彼は学者のようにブランドが記録していた資料をすべて読み込み、コンピューター歴史博物館などを渉猟しながら、ブランドの偉大さに打たれるも賛美することなく公平な覚めた目で、ブランドの不都合な現実にも光を当てている。エンゲルバートからブランドまでのシリコンバレーの奥庭の風景を描き切ったいま、いずれ出されるはずの作品で20世紀最大のイノベーションを起こし、工業時代を情報時代に転換した時代の節目の全体像を明らかにしてほしいものだ。
ホールアースの持つインパクト
「ホールアース・カタログ」が出て55年が経過し、たかが若者やオタクの趣味だと思われていたパソコンやネットが急速に普及してデジタル革命が起き、世界は様変わりした。もはやこれらなしに、政治も経済も社会問題も個人の生活も考えられないし、その先にはAIが人類の知を上回って、それらのツールが逆に人類を支配するのではないかという懸念さえも聞かれる。AI時代には世間では、どんなアプリを使えば何ができるかと、実用性ばかりが話題になるが、そこにはそもそもなぜこうした革命が起こったか、なぜデジタルなのかを問う基本的な問題意識が欠けている。

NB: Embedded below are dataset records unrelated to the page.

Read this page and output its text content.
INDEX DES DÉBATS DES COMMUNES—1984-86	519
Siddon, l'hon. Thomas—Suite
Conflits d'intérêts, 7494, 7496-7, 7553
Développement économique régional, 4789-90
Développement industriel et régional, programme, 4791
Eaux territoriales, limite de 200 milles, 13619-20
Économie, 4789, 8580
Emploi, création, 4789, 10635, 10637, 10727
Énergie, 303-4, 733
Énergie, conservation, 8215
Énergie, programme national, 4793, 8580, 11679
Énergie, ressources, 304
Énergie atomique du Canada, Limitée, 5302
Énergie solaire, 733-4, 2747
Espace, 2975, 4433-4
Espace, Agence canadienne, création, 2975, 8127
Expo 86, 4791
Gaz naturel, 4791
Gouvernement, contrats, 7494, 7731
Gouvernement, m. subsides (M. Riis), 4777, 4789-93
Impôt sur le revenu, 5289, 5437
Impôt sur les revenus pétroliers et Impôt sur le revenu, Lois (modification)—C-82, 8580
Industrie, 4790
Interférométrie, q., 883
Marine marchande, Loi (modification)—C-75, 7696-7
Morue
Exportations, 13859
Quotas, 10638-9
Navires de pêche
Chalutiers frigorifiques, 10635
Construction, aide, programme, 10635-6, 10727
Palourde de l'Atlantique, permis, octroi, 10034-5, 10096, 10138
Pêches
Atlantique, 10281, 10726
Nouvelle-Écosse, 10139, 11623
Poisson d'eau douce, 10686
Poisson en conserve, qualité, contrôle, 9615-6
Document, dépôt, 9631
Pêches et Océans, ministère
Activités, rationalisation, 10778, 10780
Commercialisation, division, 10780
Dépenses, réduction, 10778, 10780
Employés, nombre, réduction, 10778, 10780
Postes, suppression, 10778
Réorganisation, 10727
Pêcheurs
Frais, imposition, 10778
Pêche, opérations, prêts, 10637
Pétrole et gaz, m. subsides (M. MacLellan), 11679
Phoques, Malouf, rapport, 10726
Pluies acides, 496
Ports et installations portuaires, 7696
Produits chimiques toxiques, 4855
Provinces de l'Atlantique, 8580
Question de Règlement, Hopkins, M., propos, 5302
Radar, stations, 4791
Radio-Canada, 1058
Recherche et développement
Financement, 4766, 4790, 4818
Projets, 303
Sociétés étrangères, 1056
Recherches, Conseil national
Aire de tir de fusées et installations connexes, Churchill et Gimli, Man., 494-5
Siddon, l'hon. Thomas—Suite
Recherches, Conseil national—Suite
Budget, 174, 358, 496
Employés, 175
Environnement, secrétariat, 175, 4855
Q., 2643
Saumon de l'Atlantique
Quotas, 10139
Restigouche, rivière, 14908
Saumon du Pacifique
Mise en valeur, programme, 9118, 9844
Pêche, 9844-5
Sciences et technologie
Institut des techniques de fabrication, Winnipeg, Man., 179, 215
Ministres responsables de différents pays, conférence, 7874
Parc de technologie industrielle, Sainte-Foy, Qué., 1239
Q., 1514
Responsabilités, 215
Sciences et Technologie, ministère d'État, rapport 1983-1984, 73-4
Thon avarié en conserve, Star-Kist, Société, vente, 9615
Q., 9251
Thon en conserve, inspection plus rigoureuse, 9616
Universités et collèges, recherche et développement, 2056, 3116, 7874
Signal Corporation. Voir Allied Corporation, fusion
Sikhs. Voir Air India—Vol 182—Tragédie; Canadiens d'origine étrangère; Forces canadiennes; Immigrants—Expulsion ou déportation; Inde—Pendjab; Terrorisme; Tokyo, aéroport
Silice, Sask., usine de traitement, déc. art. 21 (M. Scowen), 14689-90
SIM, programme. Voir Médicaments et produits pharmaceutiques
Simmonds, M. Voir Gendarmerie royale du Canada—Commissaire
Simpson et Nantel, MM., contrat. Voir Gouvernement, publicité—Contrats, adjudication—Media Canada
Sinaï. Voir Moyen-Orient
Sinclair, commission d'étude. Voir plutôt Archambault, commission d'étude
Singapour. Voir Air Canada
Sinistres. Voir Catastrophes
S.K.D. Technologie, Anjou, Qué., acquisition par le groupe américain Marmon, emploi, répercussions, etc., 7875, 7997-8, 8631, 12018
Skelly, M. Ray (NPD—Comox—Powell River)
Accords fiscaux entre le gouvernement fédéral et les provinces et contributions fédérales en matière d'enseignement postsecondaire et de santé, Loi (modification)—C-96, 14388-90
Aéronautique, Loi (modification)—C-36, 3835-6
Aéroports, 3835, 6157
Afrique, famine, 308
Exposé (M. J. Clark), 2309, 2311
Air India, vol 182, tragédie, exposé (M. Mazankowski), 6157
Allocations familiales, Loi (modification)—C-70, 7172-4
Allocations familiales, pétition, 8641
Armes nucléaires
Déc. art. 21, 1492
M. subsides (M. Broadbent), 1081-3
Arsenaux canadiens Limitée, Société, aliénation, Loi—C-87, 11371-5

最近、デジタルというものの持つ限界について、その周辺環境として存在するアナログについて論じる、ジョージ・ダイソンの『アナロジア』の邦訳をお手伝いした。デジタルという言語アルゴリズムを基本にしたテクノロジーと、それだけでは理解できない言語化できない知を扱うアナログは、人工(デジタル)と自然(アナログ)のようにも対比でき、デジタル万能主義の吹き荒れる昨今の世界に一石を投じる本だった。
アナログやアナロジアという言葉の祖先である「アナロゴス」(Ανάλογος)はギリシャ時代に物事の類比や比較を意味するものとしてあり、現在でもアナロジーなどの派生語が使われており、古代からの人々が視覚的で幾何学的なパターンから自然を理解する方法として定着していた。現在のアナログの反語と考えられるデジタルという言葉はコンピューター時代以降に普及した新語だが、ギリシャ時代にもデジタルを指す、物事を区別して名前を付けて整然と分類する「カタロゴス」(Κατάλογος)という言葉があった。それこそ現在のカタログという言葉の祖先であり、つまりアナログという概念の元々の反語は、デジタルではなくカタログだったのだ。
そのカタログという言葉を前面に出して作られた「ホールアース・カタログ」は、まさに地球全体かつわれわれの存在自体をデジタル化する、という世紀のマニフェストだったのではないか。カタログが火をつけたカウンターカルチャーやパソコンやネット、シリコンバレーといったデジタル化のトレンドが、まさに20世紀から21世紀に至るわれわれのリアリティーを180度転換し、近代の主張した中心主義的な地動説的世界を、個人を中心に捉え直した新しい天動説的世界に読み替え、その調和を図ろうとしているのだ。
そう考えるなら、スチュアート・ブランドの起こした「ホールアース革命」とも言うべき何かは、コペルニクスの仕掛けた近代への転換点に匹敵する意味を持つのではないだろうか。そういう視点から本書に向かっていただければ、人類の次の1万年に目を向けたブランドという人の奇抜な発想も、なまじ荒唐無稽なものとも言えないのではないかと思えてくる。
本書では、「全地球」とも訳せる「Whole Earth」という言葉を、ブランドが夢見た新しい一つの概念として「ホールアース」という一語で表現したことをお断りしておく。それはただ単に地球全体が写った写真のことではなく、人類が地球人としての自らの存在に気づいた一つの新しい時代の転換点を示す概念であり象徴でもあると解釈したからだ。
ホールアースは、太陽などの大きな存在を中心に人間をその従属物にした近代を超えて、地球という名のわれわれ人類の一人一人が宇宙の中心にいるという、新たな宇宙観を図らずしも示唆した、革命的な言葉だったのだ。